When my husband and I shopped for our first house, we looked at more than 20 properties on the market. None of them seemed to fit our detailed checklist of the perfect home. I grew frustrated and called my mom. "Forget the list," she said. "When you walk in the front door of your house, you'll just know it." Three days later, as I stepped onto the slightly sloping porch of a charming 1926 Spanish stucco three-bedroom with our Realtor, I realized my mother was right. It had only one bathroom and desperately needed paint and a new air-conditioning unit, but somehow, I knew I was home.
Intuition, or a sixth sense, is something many of us rely on for snap judgments and often life-altering decisions. But what exactly is it? A 2008 study in the British Journal of Psychology defined intuition as what happens when the brain draws on past experiences and external cues to make a decision -- but it happens so fast that the reaction is at an unconscious level.
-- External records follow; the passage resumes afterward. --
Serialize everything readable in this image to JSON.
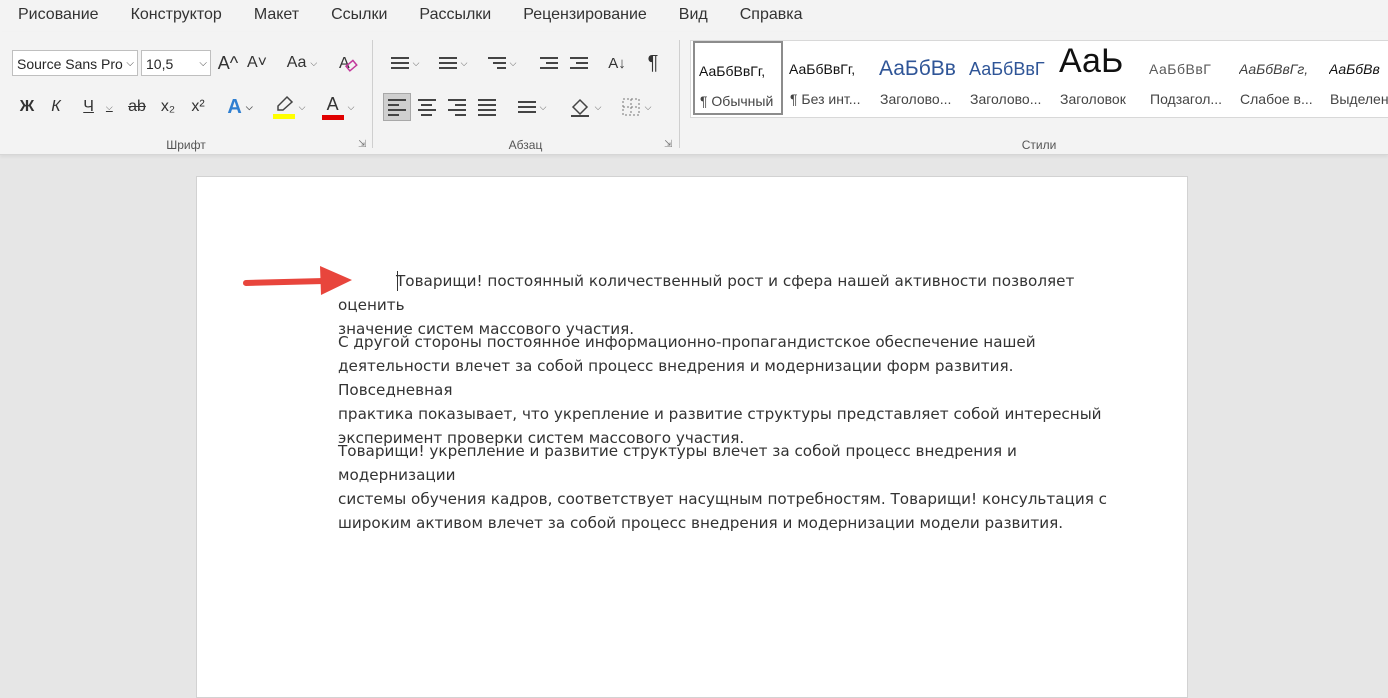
{
  "tabs": [
    "Рисование",
    "Конструктор",
    "Макет",
    "Ссылки",
    "Рассылки",
    "Рецензирование",
    "Вид",
    "Справка"
  ],
  "font": {
    "family": "Source Sans Pro",
    "size": "10,5",
    "grow": "A^",
    "shrink": "A˅",
    "case": "Aa",
    "bold": "Ж",
    "italic": "К",
    "underline": "Ч",
    "strike": "ab",
    "sub": "x₂",
    "sup": "x²",
    "effects": "A",
    "color_letter": "A",
    "highlight_color": "#ffff00",
    "font_color": "#e00000",
    "label": "Шрифт"
  },
  "paragraph": {
    "sort": "A↓",
    "pilcrow": "¶",
    "label": "Абзац"
  },
  "styles": {
    "label": "Стили",
    "items": [
      {
        "sample": "АаБбВвГг,",
        "name": "¶ Обычный"
      },
      {
        "sample": "АаБбВвГг,",
        "name": "¶ Без инт..."
      },
      {
        "sample": "АаБбВв",
        "name": "Заголово..."
      },
      {
        "sample": "АаБбВвГ",
        "name": "Заголово..."
      },
      {
        "sample": "АаЬ",
        "name": "Заголовок"
      },
      {
        "sample": "АаБбВвГ",
        "name": "Подзагол..."
      },
      {
        "sample": "АаБбВвГг,",
        "name": "Слабое в..."
      },
      {
        "sample": "АаБбВв",
        "name": "Выделен"
      }
    ]
  },
  "document": {
    "paragraphs": [
      [
        "Товарищи! постоянный количественный рост и сфера нашей активности позволяет оценить",
        "значение систем массового участия."
      ],
      [
        "С другой стороны постоянное информационно-пропагандистское обеспечение нашей",
        "деятельности влечет за собой процесс внедрения и модернизации форм развития. Повседневная",
        "практика показывает, что укрепление и развитие структуры представляет собой интересный",
        "эксперимент проверки систем массового участия."
      ],
      [
        "Товарищи! укрепление и развитие структуры влечет за собой процесс внедрения и модернизации",
        "системы обучения кадров, соответствует насущным потребностям. Товарищи! консультация с",
        "широким активом влечет за собой процесс внедрения и модернизации модели развития."
      ]
    ]
  },
  "annotation": {
    "arrow_color": "#e8453c"
  }
}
But that's only part of it, says Judith Orloff, MD, assistant clinical professor of psychiatry at UCLA and author of Guide to Intuitive Healing: Five Steps to Physical, Emotional, and Sexual Wellness. "Just like the brain, there are neurotransmitters in the gut that can respond to environmental stimuli and emotions in the now -- it's not just about past experiences," she says. When those neurotransmitters fire, you may feel the sensation of "butterflies" or uneasiness in your stomach. Researchers theorize that "gut instinct," which sends signals to your brain, plays a large role in intuition.
Men and Intuition
And contrary to common belief, it's not just women who harbor this mysterious instinct. "Men can be powerfully intuitive -- they have the same capabilities as women," says Orloff. "But in our culture, we view intuition as something that's warm and fuzzy, or not masculine, so men have often lost touch with those feelings."
American women, on the other hand, are encouraged to be receptive to their inner thoughts, so it appears that they have more intuition than men, says Orloff. "The reality is, girls are praised for being sensitive while boys are urged to be more linear in their thinking rather than listening to their feelings," she says.